Le Locataire aurait aussi bien pu s’appeler Fenêtre sur cour, comme l’atteste le générique, filmé à la Louma : la caméra balaie les pans de l’immeuble, de haut en bas, puis sur les côtés, puis de bas en haut, laissant entrevoir de fugitives silhouettes campées derrière les fenêtres. Avant même que la narration s’installe, le motif du voyeurisme est ainsi visuellement annoncé. Il sera par la suite régulièrement confirmé. Au nouveau locataire, la concierge indiquera ainsi les toilettes collectives, situées en vis-à-vis de l’appartement, et dont la fenêtre sans rideau offre une visibilité parfaite : « Ah, ah, ah, vous pourrez vous rincer l’œil ! », clame-t-elle rigolarde. Plus tard, le locataire Trelkovski découvrira un trou percé dans le mur de son appartement, d’où il extirpera une incisive entourée de coton. Un trou dans le mur, des jumelles et des miroirs qui apparaissent régulièrement dans les film : le motif voyeuriste s’impose.
Mais que pourrait donc voir Trelkovski et que pourrait-il entendre ? De lui ou de ses voisins, qui est le voyeur ? Ceux-ci en effet s’accusent mutuellement de tapage nocturne, se référant par allusions à une sexualité déréglée, par essence perturbatrice.

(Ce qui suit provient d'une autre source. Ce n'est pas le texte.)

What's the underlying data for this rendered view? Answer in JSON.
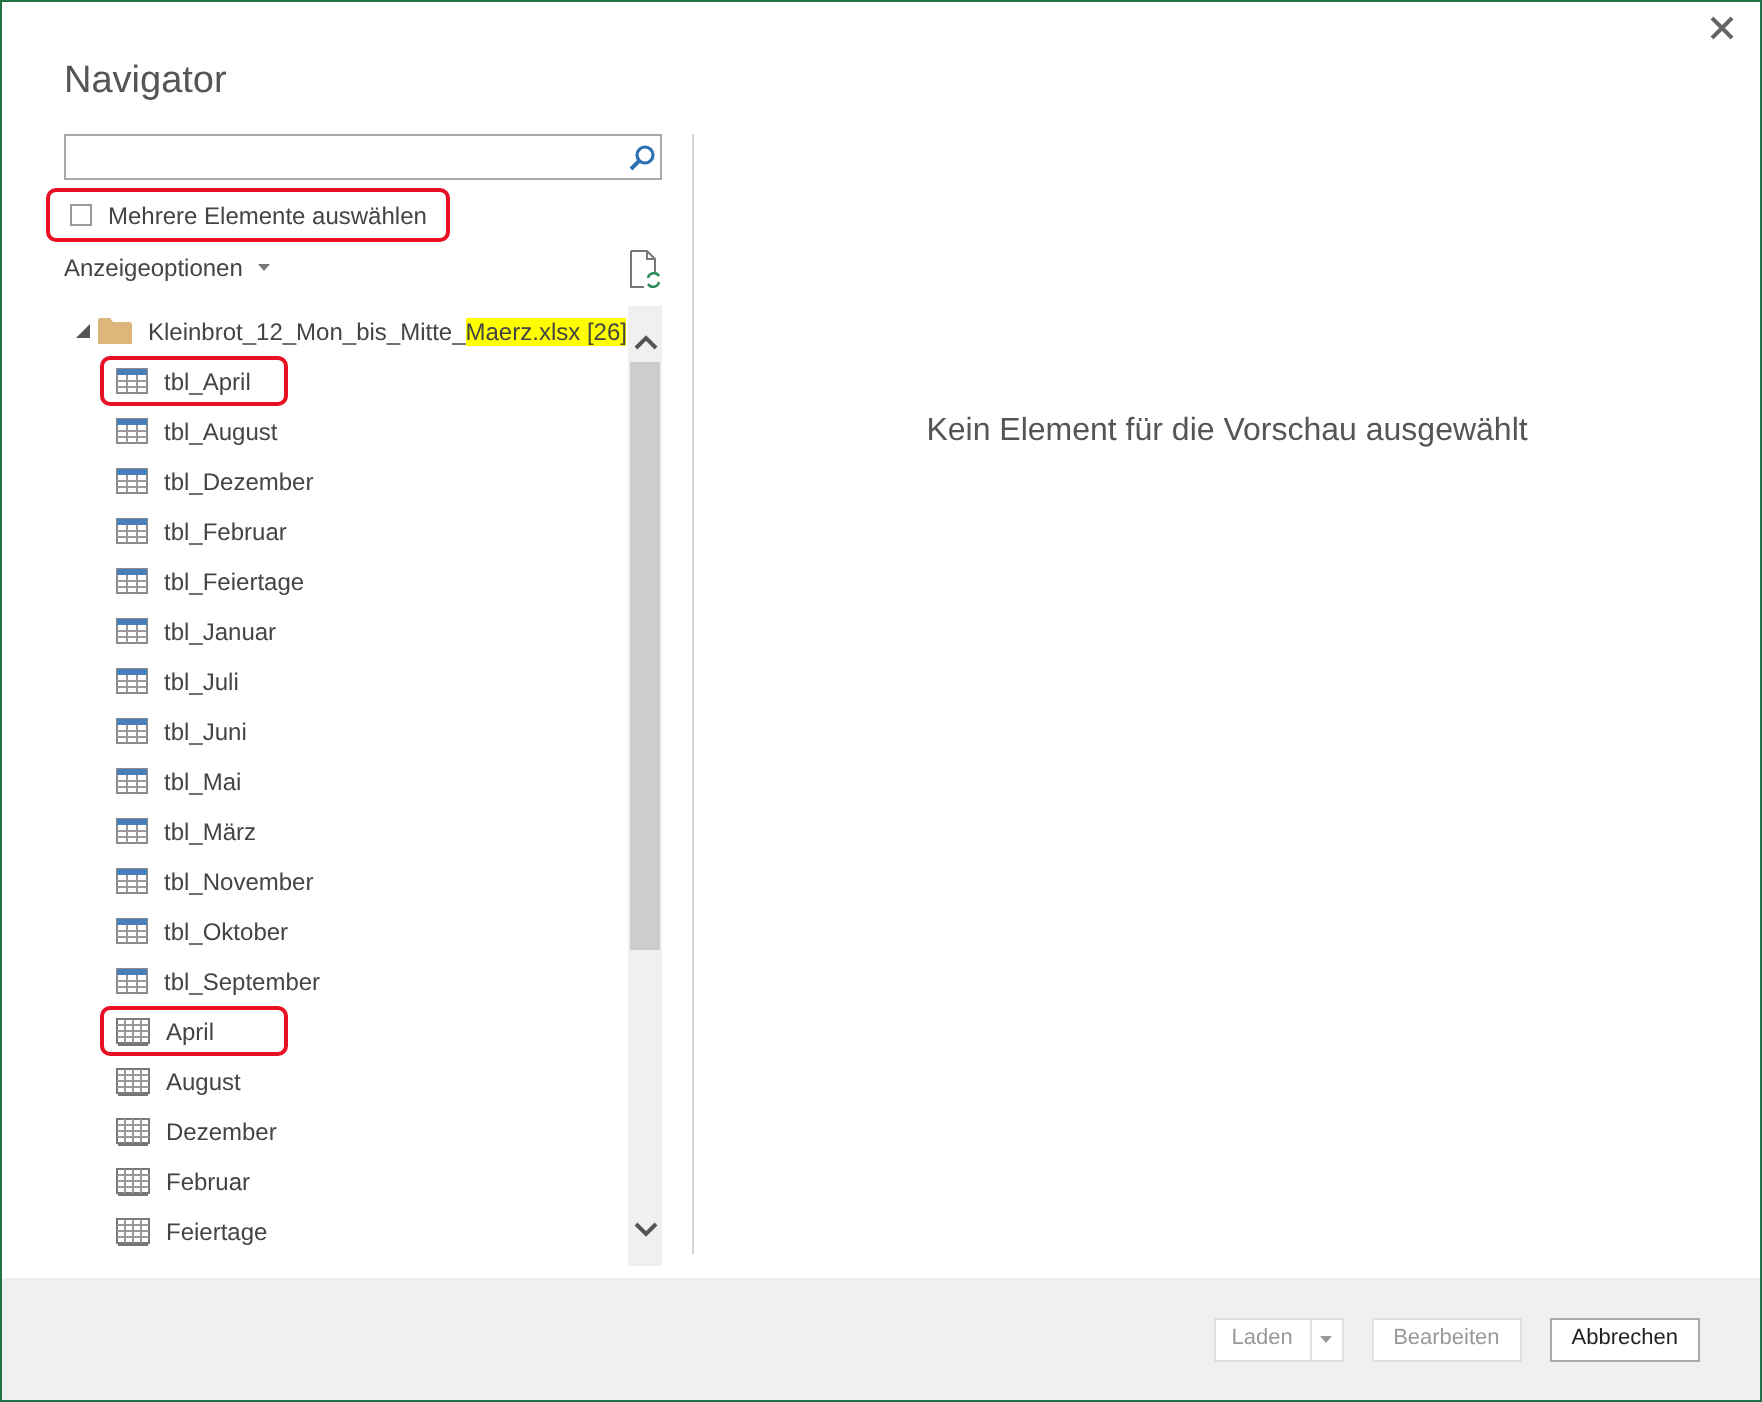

Quant au face-à-face du nouveau locataire et des occupants successifs des toilettes qui le toisent, immobiles et debout, on peut à juste titre supposer que Polanski, se confondant avec son personnage, use ici du procédé onirique d’inversion postulé par Freud : ce serait donc en réalité Trelkovski qui, loin d’être espionné, observerait lui-même des gens non pas immobiles, mais bien en mouvement…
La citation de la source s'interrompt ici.